British theoretical physicist

Michael D. Towler (also referred to as Mike Towler, complete name Michael David Towler) is a theoretical physicist associated with the Cavendish Laboratory of the University of Cambridge and formerly research associate at University College, London and College Lecturer at Emmanuel College, Cambridge. He created and owns the Towler Institute in Vallico di Sotto in Tuscany, Italy.

== Biography ==
=== Education, career and personal life ===
Towler obtained an undergraduate degree from Bristol University in 1991, as well as his Ph.D. in 1994.

From 1994 to 1996, he was research fellow at the University of Torino, Italy. From 1997 onwards, he has been closely associated with the Theory of Condensed Matter group (TCM) of Cambridge University's Cavendish Laboratory. Initially, until 2000, he was postdoctoral research associate, subsequently held a Lloyd's Fellowship, and from 2002 to 2010 he was Royal Society research fellow of the Cavendish Laboratory. Additionally, from 2002 to 2012 he was a College Lecturer at Emmanuel College, Cambridge.

In October 2010, Towler became a postdoctoral research associate at the Department of Earth Sciences, University College, London, although he retained a desk in TCM until 2015.

He is married to bronze sculptor and philosopher Samantha Keil.

=== Work ===
Towler has been working on electronic structure theory and its application to the simulation of physical systems, including quantum Monte Carlo simulations, density functional theory and methods of quantum chemistry. He has worked on foundational issues in density functional theory and in quantum mechanics, in particular concerning the de Broglie–Bohm theory and the pilot wave formulation.

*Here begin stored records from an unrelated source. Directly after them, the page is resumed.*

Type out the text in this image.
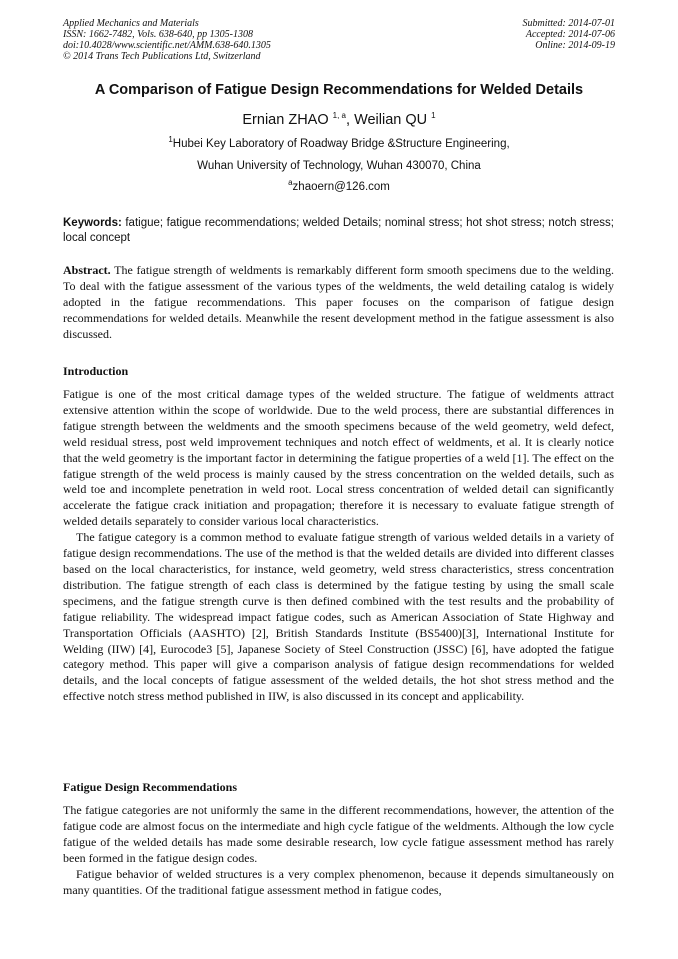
Applied Mechanics and Materials
ISSN: 1662-7482, Vols. 638-640, pp 1305-1308
doi:10.4028/www.scientific.net/AMM.638-640.1305
© 2014 Trans Tech Publications Ltd, Switzerland
Submitted: 2014-07-01
Accepted: 2014-07-06
Online: 2014-09-19
A Comparison of Fatigue Design Recommendations for Welded Details
Ernian ZHAO $^{1, a}$, Weilian QU $^1$
$^1$Hubei Key Laboratory of Roadway Bridge &Structure Engineering,
Wuhan University of Technology, Wuhan 430070, China
$^a$zhaoern@126.com
Keywords: fatigue; fatigue recommendations; welded Details; nominal stress; hot shot stress; notch stress; local concept
Abstract. The fatigue strength of weldments is remarkably different form smooth specimens due to the welding. To deal with the fatigue assessment of the various types of the weldments, the weld detailing catalog is widely adopted in the fatigue recommendations. This paper focuses on the comparison of fatigue design recommendations for welded details. Meanwhile the resent development method in the fatigue assessment is also discussed.
Introduction

Fatigue is one of the most critical damage types of the welded structure. The fatigue of weldments attract extensive attention within the scope of worldwide. Due to the weld process, there are substantial differences in fatigue strength between the weldments and the smooth specimens because of the weld geometry, weld defect, weld residual stress, post weld improvement techniques and notch effect of weldments, et al. It is clearly notice that the weld geometry is the important factor in determining the fatigue properties of a weld [1]. The effect on the fatigue strength of the weld process is mainly caused by the stress concentration on the welded details, such as weld toe and incomplete penetration in weld root. Local stress concentration of welded detail can significantly accelerate the fatigue crack initiation and propagation; therefore it is necessary to evaluate fatigue strength of welded details separately to consider various local characteristics.

The fatigue category is a common method to evaluate fatigue strength of various welded details in a variety of fatigue design recommendations. The use of the method is that the welded details are divided into different classes based on the local characteristics, for instance, weld geometry, weld stress characteristics, stress concentration distribution. The fatigue strength of each class is determined by the fatigue testing by using the small scale specimens, and the fatigue strength curve is then defined combined with the test results and the probability of fatigue reliability. The widespread impact fatigue codes, such as American Association of State Highway and Transportation Officials (AASHTO) [2], British Standards Institute (BS5400)[3], International Institute for Welding (IIW) [4], Eurocode3 [5], Japanese Society of Steel Construction (JSSC) [6], have adopted the fatigue category method. This paper will give a comparison analysis of fatigue design recommendations for welded details, and the local concepts of fatigue assessment of the welded details, the hot shot stress method and the effective notch stress method published in IIW, is also discussed in its concept and applicability.

Fatigue Design Recommendations

The fatigue categories are not uniformly the same in the different recommendations, however, the attention of the fatigue code are almost focus on the intermediate and high cycle fatigue of the weldments. Although the low cycle fatigue of the welded details has made some desirable research, low cycle fatigue assessment method has rarely been formed in the fatigue design codes.

Fatigue behavior of welded structures is a very complex phenomenon, because it depends simultaneously on many quantities. Of the traditional fatigue assessment method in fatigue codes,
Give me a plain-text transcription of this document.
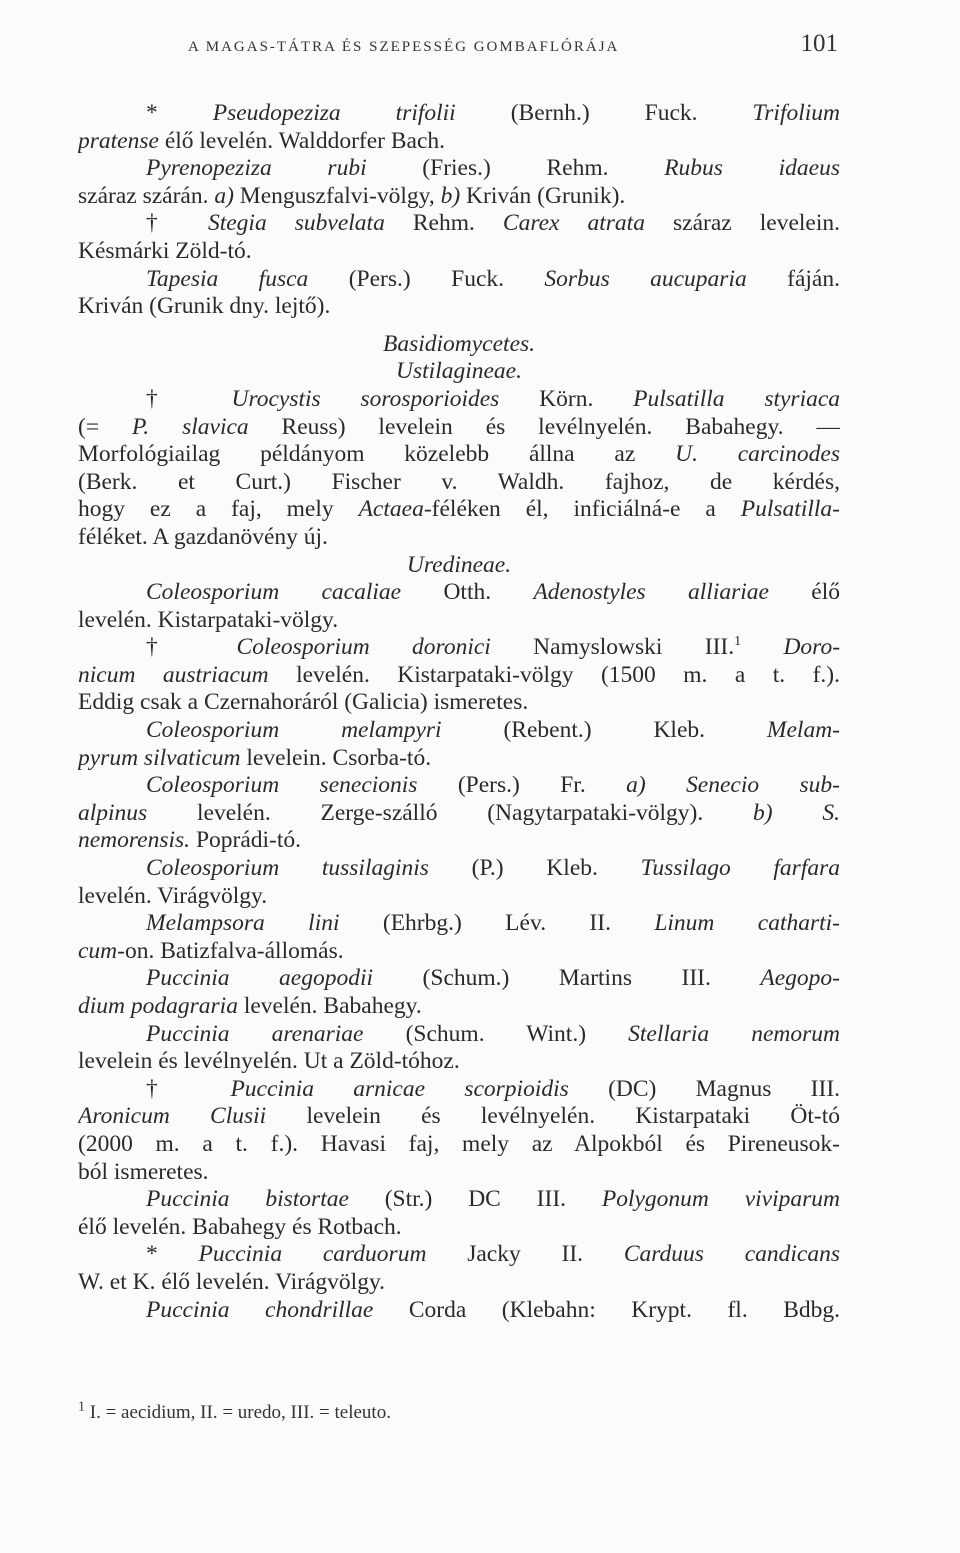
A MAGAS-TÁTRA ÉS SZEPESSÉG GOMBAFLÓRÁJA	101
* Pseudopeziza trifolii (Bernh.) Fuck. Trifolium
pratense élő levelén. Walddorfer Bach.
Pyrenopeziza rubi (Fries.) Rehm. Rubus idaeus
száraz szárán. a) Menguszfalvi-völgy, b) Kriván (Grunik).
† Stegia subvelata Rehm. Carex atrata száraz levelein.
Késmárki Zöld-tó.
Tapesia fusca (Pers.) Fuck. Sorbus aucuparia fáján.
Kriván (Grunik dny. lejtő).
Basidiomycetes.
Ustilagineae.
† Urocystis sorosporioides Körn. Pulsatilla styriaca
(= P. slavica Reuss) levelein és levélnyelén. Babahegy. —
Morfológiailag példányom közelebb állna az U. carcinodes
(Berk. et Curt.) Fischer v. Waldh. fajhoz, de kérdés,
hogy ez a faj, mely Actaea-féléken él, inficiálná-e a Pulsatilla-
féléket. A gazdanövény új.
Uredineae.
Coleosporium cacaliae Otth. Adenostyles alliariae élő
levelén. Kistarpataki-völgy.
† Coleosporium doronici Namyslowski III.$^1$ Doro-
nicum austriacum levelén. Kistarpataki-völgy (1500 m. a t. f.).
Eddig csak a Czernahoráról (Galicia) ismeretes.
Coleosporium melampyri (Rebent.) Kleb. Melam-
pyrum silvaticum levelein. Csorba-tó.
Coleosporium senecionis (Pers.) Fr. a) Senecio sub-
alpinus levelén. Zerge-szálló (Nagytarpataki-völgy). b) S.
nemorensis. Poprádi-tó.
Coleosporium tussilaginis (P.) Kleb. Tussilago farfara
levelén. Virágvölgy.
Melampsora lini (Ehrbg.) Lév. II. Linum catharti-
cum-on. Batizfalva-állomás.
Puccinia aegopodii (Schum.) Martins III. Aegopo-
dium podagraria levelén. Babahegy.
Puccinia arenariae (Schum. Wint.) Stellaria nemorum
levelein és levélnyelén. Ut a Zöld-tóhoz.
† Puccinia arnicae scorpioidis (DC) Magnus III.
Aronicum Clusii levelein és levélnyelén. Kistarpataki Öt-tó
(2000 m. a t. f.). Havasi faj, mely az Alpokból és Pireneusok-
ból ismeretes.
Puccinia bistortae (Str.) DC III. Polygonum viviparum
élő levelén. Babahegy és Rotbach.
* Puccinia carduorum Jacky II. Carduus candicans
W. et K. élő levelén. Virágvölgy.
Puccinia chondrillae Corda (Klebahn: Krypt. fl. Bdbg.
$^1$ I. = aecidium, II. = uredo, III. = teleuto.
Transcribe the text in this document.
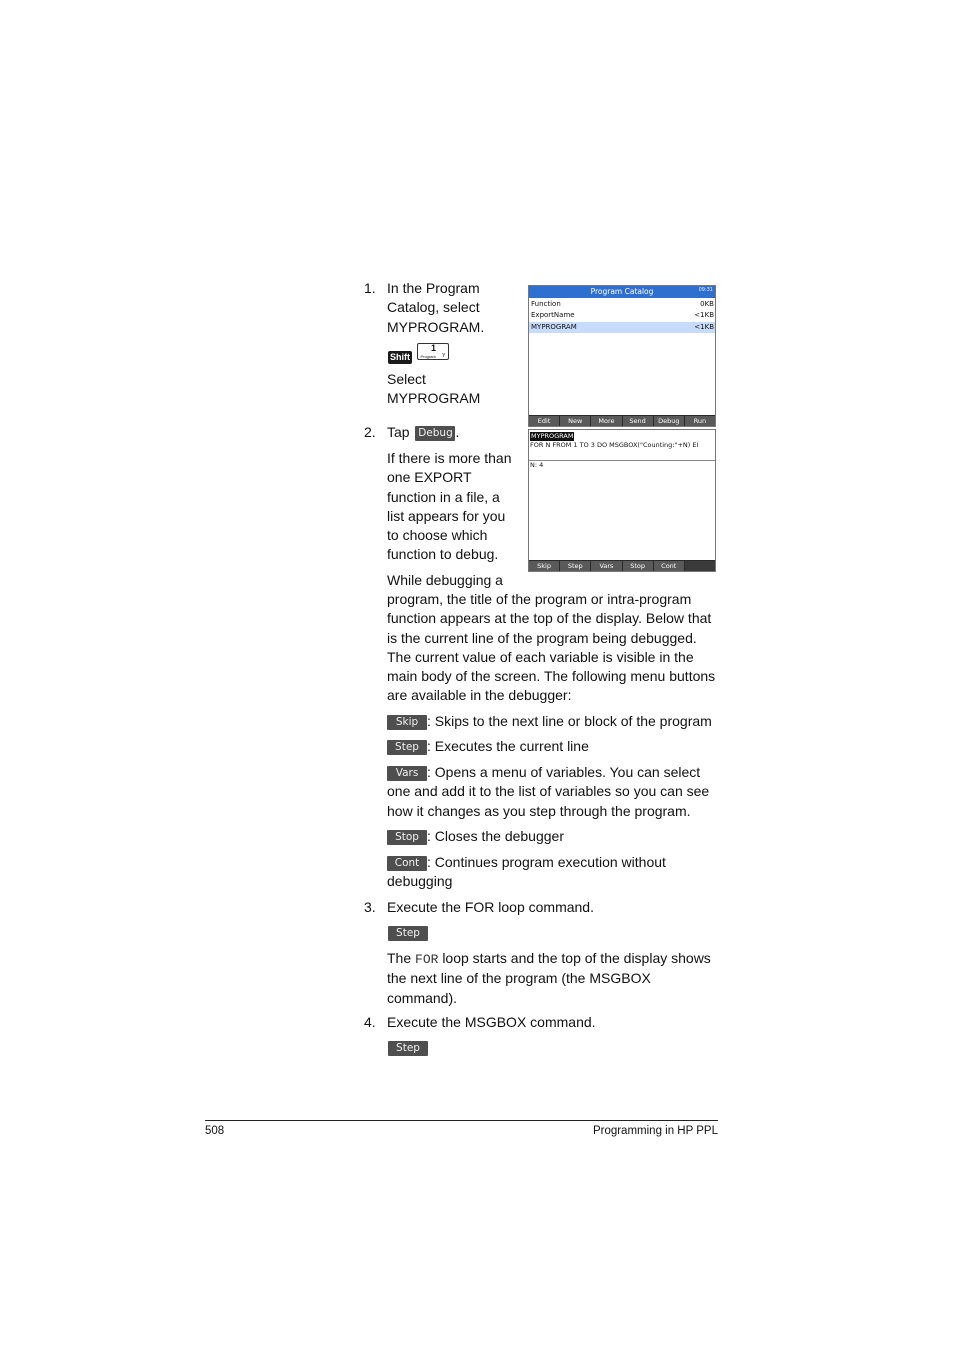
1. In the Program Catalog, select MYPROGRAM.
Shift
1
Program Y
Select MYPROGRAM
Program Catalog	09:31
Function	0KB
ExportName	<1KB
MYPROGRAM	<1KB
Edit	New	More	Send	Debug	Run
2. Tap Debug .
If there is more than one EXPORT function in a file, a list appears for you to choose which function to debug.
While debugging a
program, the title of the program or intra-program function appears at the top of the display. Below that is the current line of the program being debugged. The current value of each variable is visible in the main body of the screen. The following menu buttons are available in the debugger:
MYPROGRAM
FOR N FROM 1 TO 3 DO MSGBOX("Counting:"+N) EI
N: 4
Skip	Step	Vars	Stop	Cont
Skip : Skips to the next line or block of the program
Step : Executes the current line
Vars : Opens a menu of variables. You can select one and add it to the list of variables so you can see how it changes as you step through the program.
Stop : Closes the debugger
Cont : Continues program execution without debugging
3. Execute the FOR loop command.
Step
The FOR loop starts and the top of the display shows the next line of the program (the MSGBOX command).
4. Execute the MSGBOX command.
Step
508	Programming in HP PPL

Towler developed the Cavendish Laboratory's de Broglie–Bohm simulation software LOUIS and is one of the principal authors of the Cambridge quantum Monte Carlo code CASINO. Earlier, Towler had maintained a resources page for the electronic structure program for the CRYSTAL software package.

=== Towler Institute ===
In 2005, Towler opened the Towler Institute, a science institute, conference centre and events venue in a 16th-century monastery situated in the village Vallico di Sotto in Tuscany, Italy, which he owns. Since 2005, over 350 scientists have attended one or several of the 18 events held at the Towler Institute. The events include the annual conference series Quantum Monte Carlo in the Apuan Alps held annually in July since 2005 and, since August 2006, the annual Quantum Monte Carlo and the CASINO program summer schools. In 2010, together with Antony Valentini, he organized a conference on the de Broglie-Bohm theory the Apuan Alps Centre for Physics in late August 2010, hosted at the Towler Institute and attended by many leading physicists.

== Publications ==
As of August 2011, Towler is author of “almost 60 refereed publications with over 1200 citations and a H-index of 19”.